A typical reCAPTCHA
You've
done it so many times, at so many sites across the Internet, that chances are
you don't even think about it anymore: deciphering and typing in a "CAPTCHA," those squiggly, mucked-up words
presented each time you buy tickets online, write a blog comment, or join a
social network. Their purpose is clear: they tell Web sites that you are a
person and not a computer, theoretically cutting down on spam. More perceptive Web users may have noticed that sometimes the garbled strings appear in pairs, with one looking more like it's been scanned out of a library book or old
newspaper, perhaps with some sloppy underlining or stray pen marks.
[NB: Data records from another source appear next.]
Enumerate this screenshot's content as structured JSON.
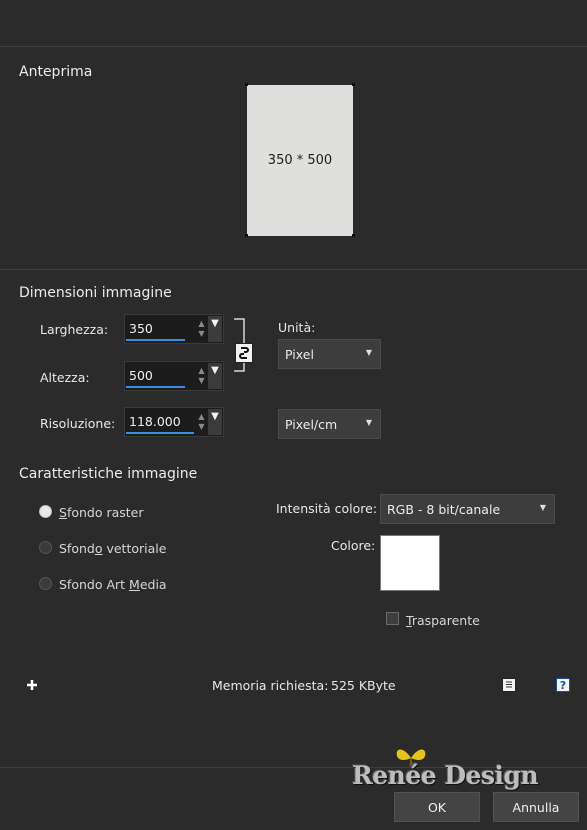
{
  "preview": {
    "title": "Anteprima",
    "size_label": "350 * 500"
  },
  "dimensions": {
    "title": "Dimensioni immagine",
    "width_label": "Larghezza:",
    "width_value": "350",
    "height_label": "Altezza:",
    "height_value": "500",
    "resolution_label": "Risoluzione:",
    "resolution_value": "118.000",
    "units_label": "Unità:",
    "units_value": "Pixel",
    "resolution_units_value": "Pixel/cm"
  },
  "characteristics": {
    "title": "Caratteristiche immagine",
    "options": [
      {
        "pre": "",
        "ul": "S",
        "post": "fondo raster",
        "selected": true
      },
      {
        "pre": "Sfond",
        "ul": "o",
        "post": " vettoriale",
        "selected": false
      },
      {
        "pre": "Sfondo Art ",
        "ul": "M",
        "post": "edia",
        "selected": false
      }
    ],
    "color_depth_label": "Intensità colore:",
    "color_depth_value": "RGB - 8 bit/canale",
    "color_label": "Colore:",
    "color_value": "#ffffff",
    "transparent_pre": "",
    "transparent_ul": "T",
    "transparent_post": "rasparente",
    "transparent_checked": false
  },
  "footer": {
    "memory_label": "Memoria richiesta:",
    "memory_value": "525 KByte",
    "watermark": "Renée Design",
    "ok_label": "OK",
    "cancel_label": "Annulla"
  }
}
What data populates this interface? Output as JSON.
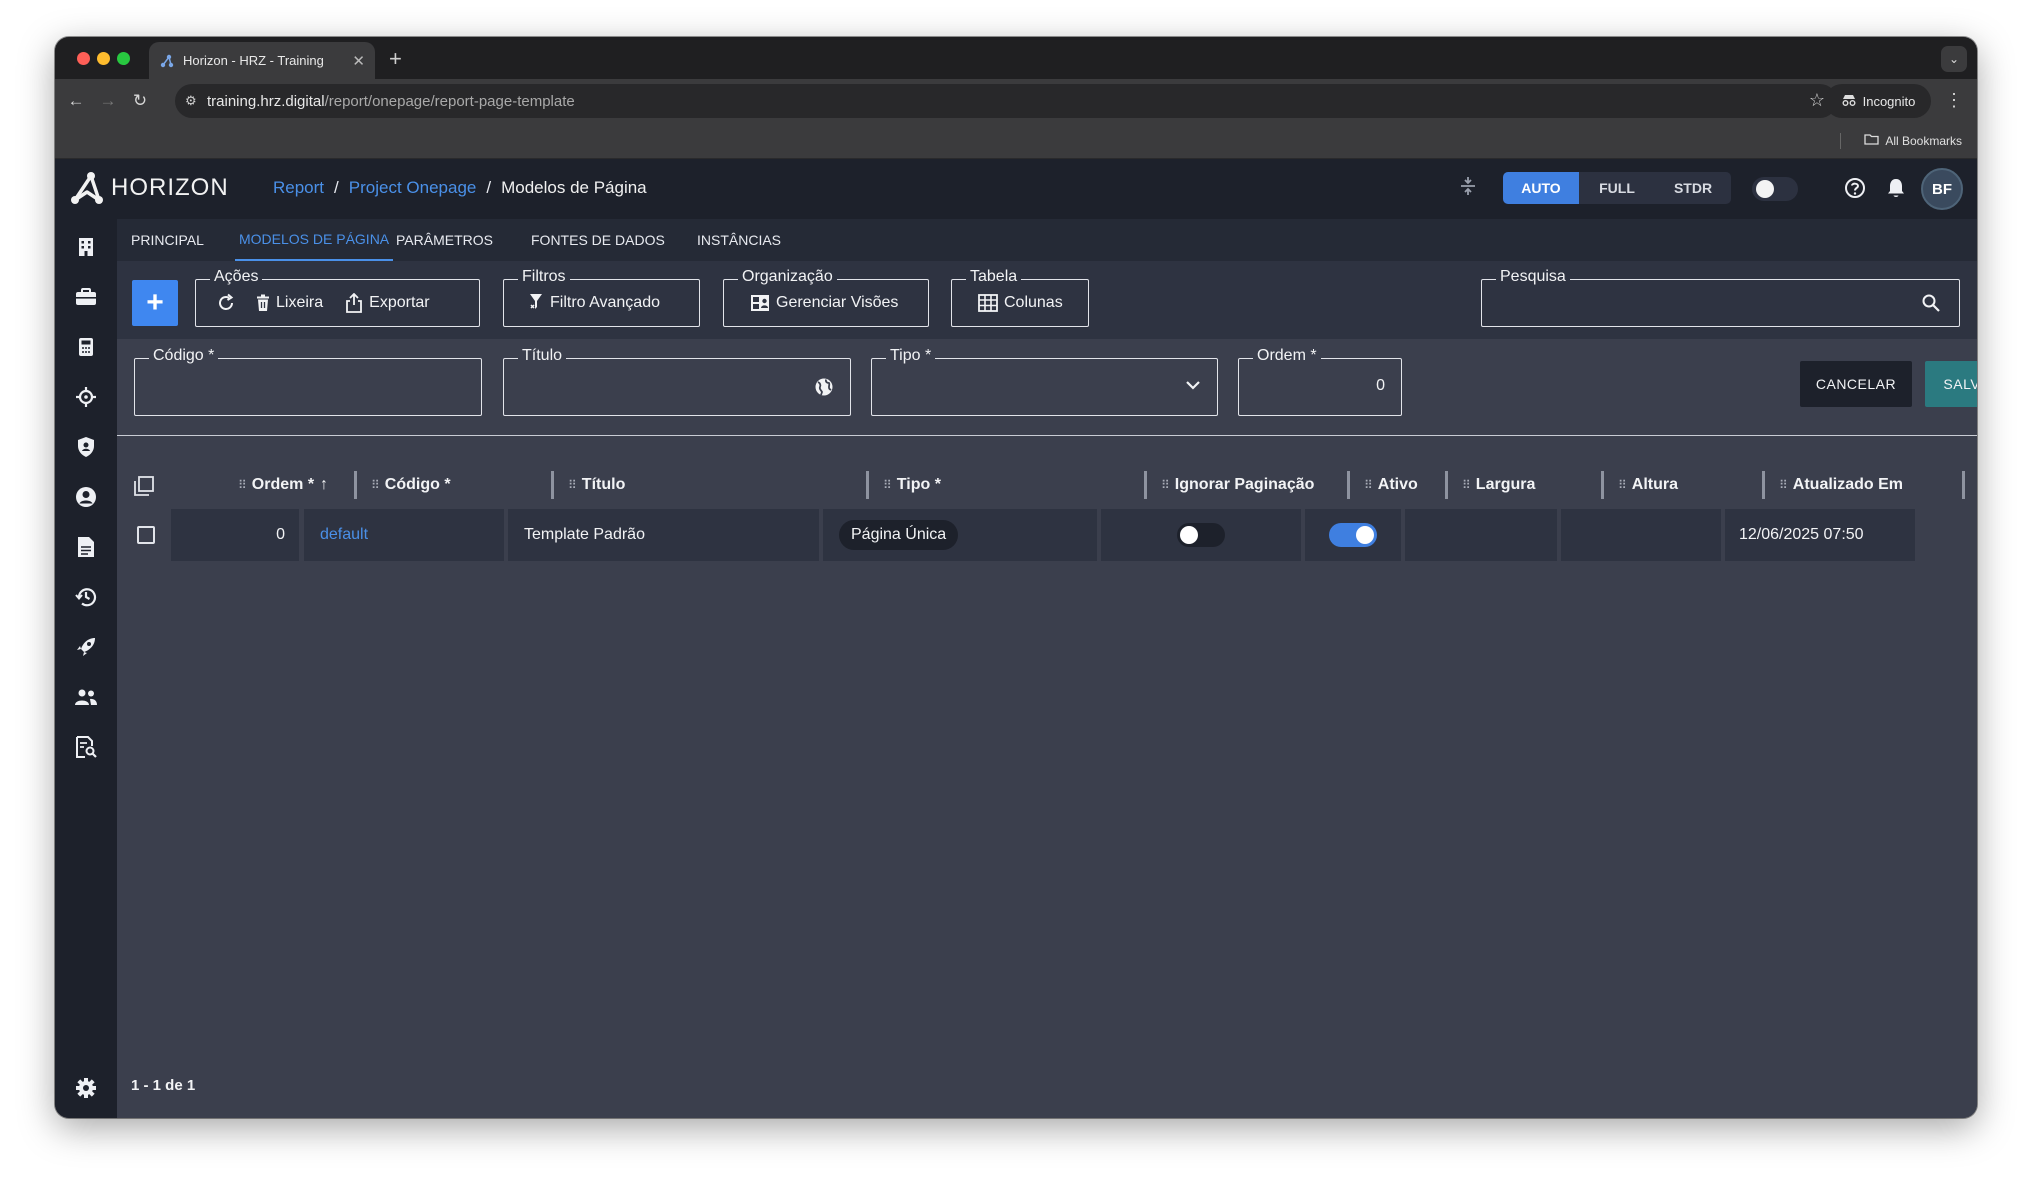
{
  "browser": {
    "tab_title": "Horizon - HRZ - Training",
    "url_host": "training.hrz.digital",
    "url_path": "/report/onepage/report-page-template",
    "incognito_label": "Incognito",
    "bookmarks_label": "All Bookmarks",
    "traffic_colors": [
      "#fe5f57",
      "#febc2e",
      "#28c840"
    ]
  },
  "app": {
    "logo_text": "HORIZON",
    "breadcrumb": [
      "Report",
      "Project Onepage",
      "Modelos de Página"
    ],
    "breadcrumb_sep": "/",
    "density_modes": [
      "AUTO",
      "FULL",
      "STDR"
    ],
    "active_density": "AUTO",
    "avatar_initials": "BF",
    "accent": "#3f7fe0",
    "save_color": "#2b7a80"
  },
  "sidebar": {
    "icons": [
      "building-icon",
      "briefcase-icon",
      "calculator-icon",
      "crosshair-icon",
      "shield-icon",
      "account-circle-icon",
      "document-icon",
      "history-icon",
      "rocket-icon",
      "people-icon",
      "search-document-icon"
    ],
    "settings_icon": "gear-icon"
  },
  "tabs": [
    "PRINCIPAL",
    "MODELOS DE PÁGINA",
    "PARÂMETROS",
    "FONTES DE DADOS",
    "INSTÂNCIAS"
  ],
  "active_tab": "MODELOS DE PÁGINA",
  "toolbox": {
    "actions_legend": "Ações",
    "trash_label": "Lixeira",
    "export_label": "Exportar",
    "filters_legend": "Filtros",
    "advanced_filter_label": "Filtro Avançado",
    "organization_legend": "Organização",
    "manage_views_label": "Gerenciar Visões",
    "table_legend": "Tabela",
    "columns_label": "Colunas",
    "search_legend": "Pesquisa",
    "search_value": ""
  },
  "form": {
    "code_label": "Código *",
    "code_value": "",
    "title_label": "Título",
    "title_value": "",
    "type_label": "Tipo *",
    "type_value": "",
    "order_label": "Ordem *",
    "order_value": "0",
    "cancel_label": "CANCELAR",
    "save_label": "SALVAR"
  },
  "table": {
    "columns": [
      "Ordem *",
      "Código *",
      "Título",
      "Tipo *",
      "Ignorar Paginação",
      "Ativo",
      "Largura",
      "Altura",
      "Atualizado Em"
    ],
    "rows": [
      {
        "ordem": "0",
        "codigo": "default",
        "titulo": "Template Padrão",
        "tipo": "Página Única",
        "ignorar_paginacao": false,
        "ativo": true,
        "largura": "",
        "altura": "",
        "atualizado_em": "12/06/2025 07:50"
      }
    ]
  },
  "pagination": "1 - 1 de 1"
}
The latter
is a variant known as "reCAPTCHA," and for
two years it has been performing double duty, both authenticating you and
helping to digitize old printed material at the same time. Far from just
wasting your time, it has now helped digitize almost all of the New York Times archives.
Both
CAPTCHA (which stands for Completely Automated Public Turing Test to Tell
Computers and Humans Apart) and reCAPTCHA are the invention of Luis von Ahn, a Carnegie Mellon
computer scientist and MacArthur "genius grant" recipient. "A couple hundred million
CAPTCHAs are typed daily around the world," von Ahn tells NEWSWEEK. "The first
time I did the calculations, I felt quite proud. And then I felt bad because
people really find these annoying." They're also wasteful. It takes about 10 seconds
to type a CAPTCHA─more, obviously, if you err and have to start over─meaning
a total of some 500,000 human hours per day are spent typing them in. As a
point of comparison, according to von Ahn, the Empire State Building took 7 million
human hours to build. "Life is only like 700,000 hours," he says. "It's almost
the equivalent of a life. We thought, is there any way we can use this human
effort in a way that's good for humanity?"
Turns
out, there is. Recognizing distorted words is one of the (dwindling number of) things
that the human brain can still do better than computers. In order to make old books,
newspaper, and other texts searchable, pages are scanned and fed into optical
character-recognition software. Because ink and paper degrade over time, some
words remain inscrutable. The reCAPTCHA system presents Web users with two
words: one word that computers can't read, and one that they can. So long as
you type the known word in correctly, and a few other people agree with you on
the unknown word, you have helped digitize an archival page. And, von Ahn says,
typing in two words instead of one doesn't cost you a significant amount of extra
time.
Von
Ahn is tough to pin down on a number of details─he won't say how much the New York Times pays for reCAPTCHA's
services, nor the precise amount of progress it has made in digitizing its 150 years
of pages. But he hinted in his recent talk
at the 2009 PopTech conference that the
project was on track to finish by the end of 2009 or slightly later.
reCAPTCHA,
which is free for Web sites to implement, is being used by Facebook,
Craigslist, Twitter, and more than 100,000 other sites. In September, it was acquired
by Google, which has massive human proofreading needs in its Google Books
and Google News Archive
projects. At some 40 million deciphered words a day, and approximately 100,000
words per book, that means the reCAPTCHA army could in theory chew through hundreds of thousands of books per year.
It's
been said that we shouldn't ask what's next in terms of what the Internet and
technology will be able to do but instead try to understand what we've already
got and figure out how to put it to good use. Von Ahn's efforts surely prove
that point. They also show that in some ways, we can help computers as much as
they help us.